Not all of it ideally works. Prohaska’s voice is at its most striking in its upper registers, where her tone has an appealing lustre and her coloratura flows with wonderful liquidity. Purcell’s Dido consequently lies a fraction low, particularly in ‘Ah! Belinda’, where her deployment of some occasionally over-ornate decoration also detracts from the music’s expressive simplicity. ‘Se pietà di me non senti’ from Handel’s Giulio Cesare, on the other hand, is finely controlled, the long lines admirably sustained, the emotional shifts superbly projected.

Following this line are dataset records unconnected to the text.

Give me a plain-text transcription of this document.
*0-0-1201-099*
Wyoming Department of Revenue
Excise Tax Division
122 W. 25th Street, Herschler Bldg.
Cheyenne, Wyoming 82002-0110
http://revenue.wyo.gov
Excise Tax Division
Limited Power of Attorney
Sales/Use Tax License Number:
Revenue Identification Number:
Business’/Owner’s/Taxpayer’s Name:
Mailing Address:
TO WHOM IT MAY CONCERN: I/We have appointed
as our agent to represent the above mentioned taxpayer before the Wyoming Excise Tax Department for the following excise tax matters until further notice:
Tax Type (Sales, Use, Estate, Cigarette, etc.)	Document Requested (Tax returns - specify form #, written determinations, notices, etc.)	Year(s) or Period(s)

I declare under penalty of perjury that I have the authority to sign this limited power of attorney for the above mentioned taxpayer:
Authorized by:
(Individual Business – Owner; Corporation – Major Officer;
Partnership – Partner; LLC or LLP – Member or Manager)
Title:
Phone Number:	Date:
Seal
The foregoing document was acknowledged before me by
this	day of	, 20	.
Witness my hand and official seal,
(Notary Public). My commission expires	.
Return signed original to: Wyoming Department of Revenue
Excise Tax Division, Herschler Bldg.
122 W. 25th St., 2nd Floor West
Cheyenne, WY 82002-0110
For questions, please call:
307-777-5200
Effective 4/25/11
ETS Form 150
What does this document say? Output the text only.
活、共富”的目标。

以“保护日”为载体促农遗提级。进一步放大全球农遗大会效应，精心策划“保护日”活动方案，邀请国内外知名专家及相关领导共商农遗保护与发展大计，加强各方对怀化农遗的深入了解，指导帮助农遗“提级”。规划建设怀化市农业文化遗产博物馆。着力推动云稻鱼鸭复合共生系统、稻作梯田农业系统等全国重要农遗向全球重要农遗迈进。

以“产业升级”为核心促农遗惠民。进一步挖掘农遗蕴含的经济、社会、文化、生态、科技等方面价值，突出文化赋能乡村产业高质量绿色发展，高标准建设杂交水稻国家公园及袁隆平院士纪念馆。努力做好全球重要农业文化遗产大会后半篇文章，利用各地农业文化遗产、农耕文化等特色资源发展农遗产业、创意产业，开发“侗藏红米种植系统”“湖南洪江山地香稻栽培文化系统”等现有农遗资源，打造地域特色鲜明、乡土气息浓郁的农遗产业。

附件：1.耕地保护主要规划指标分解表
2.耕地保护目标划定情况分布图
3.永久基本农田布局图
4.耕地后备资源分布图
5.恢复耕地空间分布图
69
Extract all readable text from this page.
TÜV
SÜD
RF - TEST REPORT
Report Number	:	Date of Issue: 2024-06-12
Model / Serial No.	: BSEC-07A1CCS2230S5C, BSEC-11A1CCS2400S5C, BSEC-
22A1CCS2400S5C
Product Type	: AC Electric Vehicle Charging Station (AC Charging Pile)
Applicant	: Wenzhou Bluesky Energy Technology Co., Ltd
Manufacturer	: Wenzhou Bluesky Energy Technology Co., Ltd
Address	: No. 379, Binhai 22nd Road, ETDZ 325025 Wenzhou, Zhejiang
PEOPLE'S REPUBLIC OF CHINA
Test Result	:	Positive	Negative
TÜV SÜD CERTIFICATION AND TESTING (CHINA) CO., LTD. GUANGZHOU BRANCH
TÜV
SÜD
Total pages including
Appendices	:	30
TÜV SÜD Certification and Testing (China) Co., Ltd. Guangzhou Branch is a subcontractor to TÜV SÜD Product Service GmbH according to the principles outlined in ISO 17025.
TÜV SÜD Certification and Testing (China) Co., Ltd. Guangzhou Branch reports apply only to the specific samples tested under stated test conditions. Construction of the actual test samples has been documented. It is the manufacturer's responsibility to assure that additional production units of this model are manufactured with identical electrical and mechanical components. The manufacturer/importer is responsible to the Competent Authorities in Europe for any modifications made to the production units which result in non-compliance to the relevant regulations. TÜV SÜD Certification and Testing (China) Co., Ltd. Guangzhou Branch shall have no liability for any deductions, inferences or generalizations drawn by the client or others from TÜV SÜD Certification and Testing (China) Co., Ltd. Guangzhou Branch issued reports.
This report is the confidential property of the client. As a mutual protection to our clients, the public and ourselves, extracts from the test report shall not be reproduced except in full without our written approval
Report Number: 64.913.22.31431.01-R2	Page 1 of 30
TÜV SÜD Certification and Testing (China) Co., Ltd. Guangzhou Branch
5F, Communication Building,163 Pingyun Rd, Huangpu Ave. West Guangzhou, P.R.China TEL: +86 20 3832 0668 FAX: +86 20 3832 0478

The disc’s principal pleasures, however, lie in the rarities, where we also find Prohaska at her most beguiling. ‘A Dio regni, a Dio scettri’, from Castrovillari’s 1662 La Cleopatra, a monologue of haunting introspection over a see-sawing ground bass, leaves you wondering what the rest of the opera might be like. Prohaska is delightfully skittish in Sartorio’s 1677 Giulio Cesare in Egitto (Handel set the same libretto 50 years later), though the real high point comes with ‘Agitato da tempesta’ from Graupner’s Dido, Königin von Karthago, in which syncopated coloratura over an insistent triple-time storm creates a disquieting if thrilling portrait of a psyche in disarray. Antonini contributes some exquisite flute and recorder obbligatos, and the orchestral playing has great fluency and charm throughout. Less successful, perhaps, is the decision to link some of the arias with improvisations, which leads to some slightly curious harmonic gear shifts in places.